Tudo isso é história comprovada, registrada em documentos, e merece ser lembrado e valorizado.

  • O registro de batismo como prova de nascimento

É importante esclarecer: no Brasil do século XIX não havia registro civil obrigatório de nascimentos. Essa função cabia à Igreja Católica, através dos livros de batismo. Assim, a certidão de batismo equivalia legalmente ao registro de nascimento.

No caso de Manoel Ferreira da Silva Farrapo, consta o batismo em 28 de fevereiro de 1833, em Ponta Grossa (PR). Normalmente, o batismo era realizado poucos dias ou semanas após o parto, raramente muito tempo depois. Portanto, é seguro afirmar que Farrapo nasceu em 1833, ou no final de 1832, no máximo.

  • A Guerra dos Farrapos e o mito da participação

A Guerra dos Farrapos ocorreu entre 1835 e 1845. Em Santa Catarina, o episódio mais marcante foi a Batalha de Curitibanos, em janeiro de 1840.

Se fizermos a conta: em janeiro de 1840, Farrapo tinha apenas 6 anos de idade, quase 7. Em 1839, nos demais episódios em Lages e região, tinha apenas entre 5 e 6 anos. É evidente que uma criança dessa idade não poderia ter participado de batalhas.

Além disso, não existe nenhum registro histórico — militar, civil ou político — que associe Farrapo à Guerra dos Farrapos. Os documentos oficiais consultados mencionam apenas sua trajetória política.

  • Como surgiu o mito?

A confusão provavelmente nasceu da coincidência entre o sobrenome ou apelido “Farrapo” e a denominação dada aos revolucionários farroupilhas.
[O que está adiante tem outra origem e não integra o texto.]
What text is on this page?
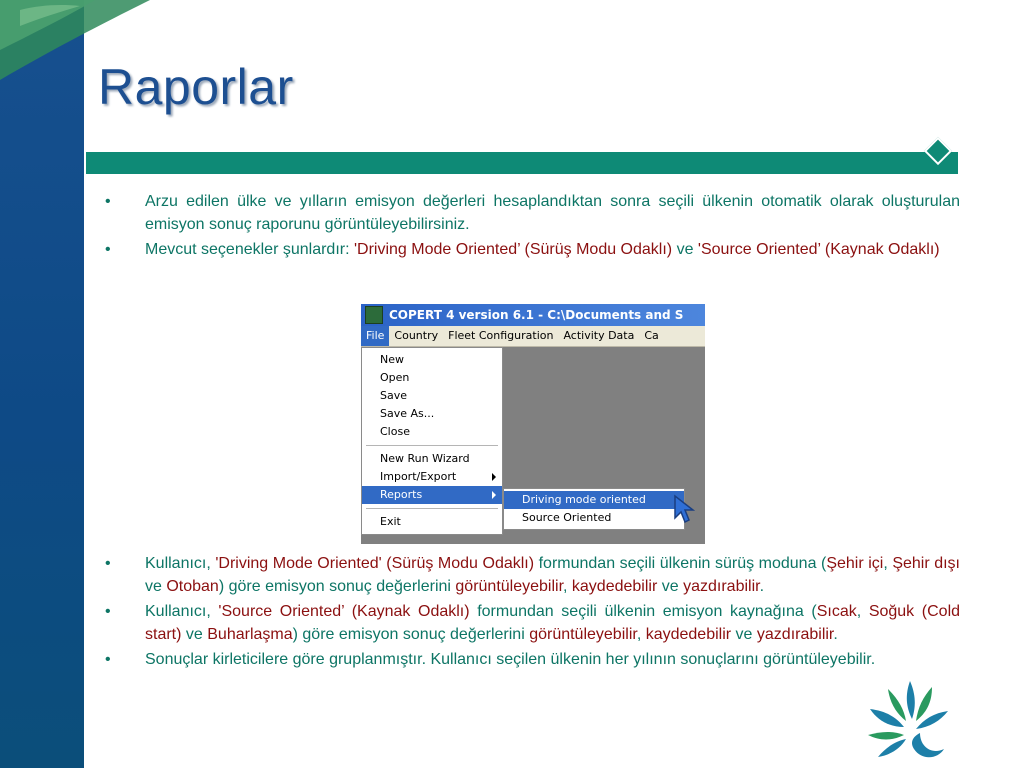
Raporlar
• Arzu edilen ülke ve yılların emisyon değerleri hesaplandıktan sonra seçili ülkenin otomatik olarak oluşturulan emisyon sonuç raporunu görüntüleyebilirsiniz.
• Mevcut seçenekler şunlardır: 'Driving Mode Oriented’ (Sürüş Modu Odaklı) ve 'Source Oriented’ (Kaynak Odaklı)
COPERT 4 version 6.1 - C:\Documents and S
File Country Fleet Configuration Activity Data Ca
New
Open
Save
Save As...
Close
New Run Wizard
Import/Export
Reports
Exit
Driving mode oriented
Source Oriented
• Kullanıcı, 'Driving Mode Oriented' (Sürüş Modu Odaklı) formundan seçili ülkenin sürüş moduna (Şehir içi, Şehir dışı ve Otoban) göre emisyon sonuç değerlerini görüntüleyebilir, kaydedebilir ve yazdırabilir.
• Kullanıcı, 'Source Oriented’ (Kaynak Odaklı) formundan seçili ülkenin emisyon kaynağına (Sıcak, Soğuk (Cold start) ve Buharlaşma) göre emisyon sonuç değerlerini görüntüleyebilir, kaydedebilir ve yazdırabilir.
• Sonuçlar kirleticilere göre gruplanmıştır. Kullanıcı seçilen ülkenin her yılının sonuçlarını görüntüleyebilir.
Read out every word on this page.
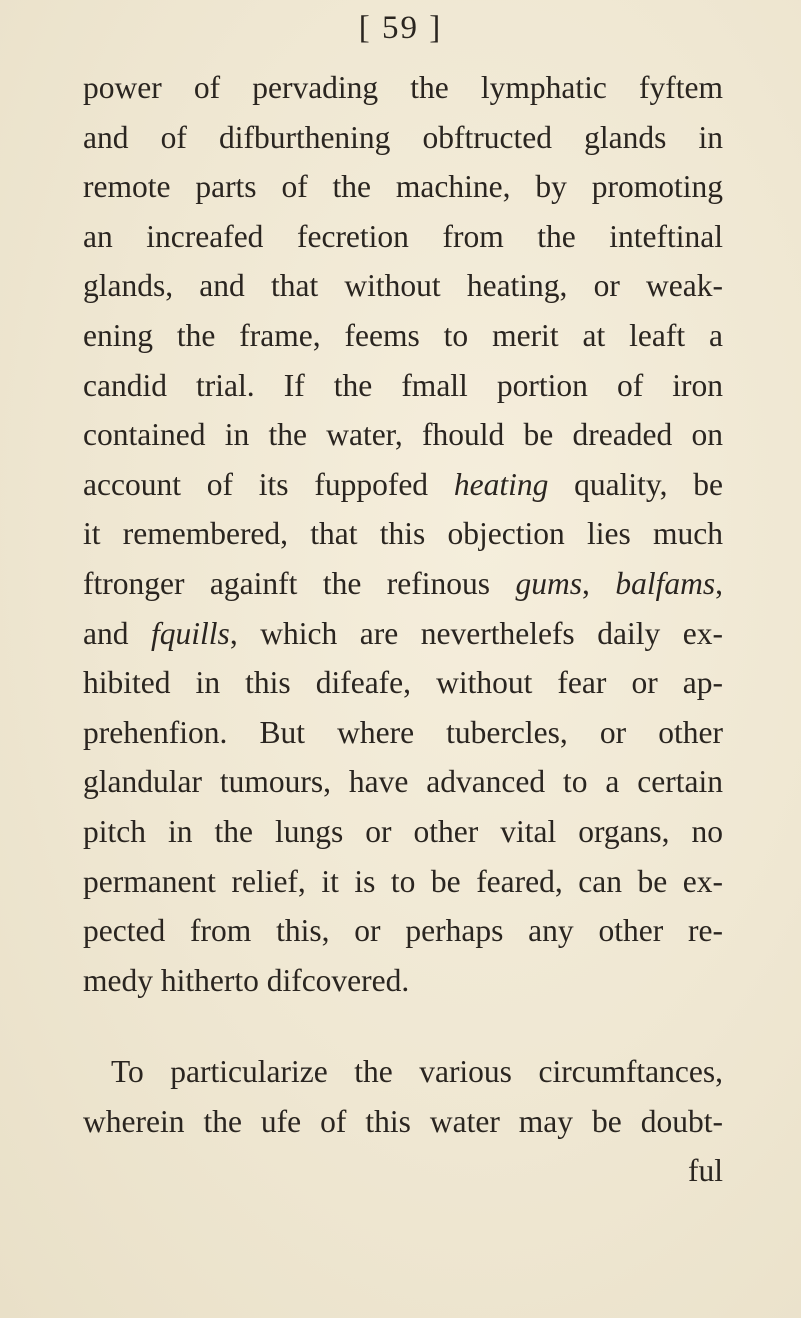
[ 59 ]
power of pervading the lymphatic fyftem
and of difburthening obftructed glands in
remote parts of the machine, by promoting
an increafed fecretion from the inteftinal
glands, and that without heating, or weak-
ening the frame, feems to merit at leaft a
candid trial. If the fmall portion of iron
contained in the water, fhould be dreaded on
account of its fuppofed heating quality, be
it remembered, that this objection lies much
ftronger againft the refinous gums, balfams,
and fquills, which are neverthelefs daily ex-
hibited in this difeafe, without fear or ap-
prehenfion. But where tubercles, or other
glandular tumours, have advanced to a certain
pitch in the lungs or other vital organs, no
permanent relief, it is to be feared, can be ex-
pected from this, or perhaps any other re-
medy hitherto difcovered.
To particularize the various circumftances,
wherein the ufe of this water may be doubt-
ful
Com o passar do tempo, a expressão “Coronel Farrapo” acabou se misturando ao imaginário popular, levando muitos a acreditar que ele teria sido um herói de guerra. Mas trata-se de uma construção oral e simbólica, sem qualquer prova documental.

  • Por que é importante esclarecer?

Valorizar a memória de Campos Novos é fundamental. Mas precisamos ter clareza: o respeito à história não se constrói com equívocos, e sim com fatos.

O mito pode continuar existindo como parte do folclore local, contado em rodas de conversa e transmitido como tradição popular. Porém, em documentos oficiais da governança municipal — atas, protocolos ou publicações públicas — não é correto reproduzir uma informação falsa.

  • Conclusão:

Diante dos documentos disponíveis, especialmente o batismo de 1833 — que à época equivalia ao registro civil de nascimento —, fica provado que Manoel Ferreira da Silva Farrapo era criança durante a Guerra dos Farrapos e, portanto, não poderia ter participado dos combates. O título de “coronel” que carregava vinha da Guarda Nacional, e não de feitos militares no conflito.

Assim, com todo o respeito à memória local, conclui-se que a versão do “Coronel Farrapo combatente farroupilha” é um mito popular. Pode ser preservado como parte do imaginário cultural, mas não deve ser repetido em textos oficiais como se fosse verdade histórica.

Por: Giovani Primieri
Produtor artístico-cultural, Palestrante, Escritor e Instrutor de Danças Tradicionais

*Artigo, publicado no Jornal O Celeiro, Edição 1898 de 02 de Outubro de 2025.